The Unfinished Frontal Cortex
This is the part of the brain responsible for impulse control, long-term planning, and emotional regulation. It is the last part of the brain to fully mature (sometimes not until their 30s!). That’s why teenage daughters can be brilliant one moment and explode over a misplaced phone charger the next. She literally can’t always do the harder thing.

The Overdrive Phase
While the “brakes” (frontal cortex) are still being installed, the “gas pedal” (the emotional and reward-seeking centers) is floor-to-floor. This creates a biological mismatch: high emotion, low control. Imagine a powerful engine paired with unreliable brakes. That is often the internal landscape of a teenager.

They are highly sensitive to social rejection, peer approval, emotional spikes. They are constantly on a thrill-seeking and risk-taking spree. These aren’t drama. They are really neurological storms

The Power of Biology + Context
Behavior is never just “bad parenting” or “middle child syndrome.” It is a cocktail of biology, family reality, and the specific moment.
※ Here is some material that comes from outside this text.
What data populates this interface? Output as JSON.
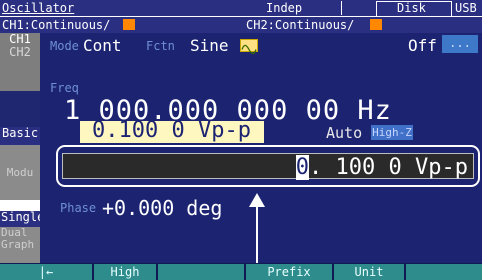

Her reaction at 4 p.m. may have roots planted years earlier. Or hours before. Or even seconds. Nothing exists in isolation.

For a teenage girl navigating an undiagnosed learning difference and the particular invisibility of the middle sibling, and with a mother stretched between a demanding — those layers were stacked high.


Guilt meets understanding

Here’s the part I’ve never fully admitted in writing.

My professional life in those years was all-consuming. Finance in an oil & gas company meant long hours, late nights, financial closings where I simply did not come home in time to tuck them in. My children were largely raised by our maid.

When I finally noticed my two older children starving for presence, not just provision, I made the hardest professional decision of my life. I quit. Five years as a stay-at-home mother. That helped repair some of the early cracks but it didn’t erase them.

Then came the financial strain. One income. Tight budgets. Emotional strain I tried to hide but my daughter absolutely felt. So here I was, a mother struggling to be the best version of myself while secretly drowning.

And still, the fights came. Not always loud battles but often the “cool wars.” Silent rides home from school. Her ranting about everything and nothing. Me gripping the steering wheel, thinking, I feel like strangling her. But I didn’t. I told myself: I’m the adult. I have to behave like one.

Throughout every cold war, there was never a time I loved her less. We can be best friends again after. Even today. But the guilt? That stayed longer than I’d like to admit.

Sapolsky helps me see: guilt without context is just self-punishment. Understanding without excuses is the real repair.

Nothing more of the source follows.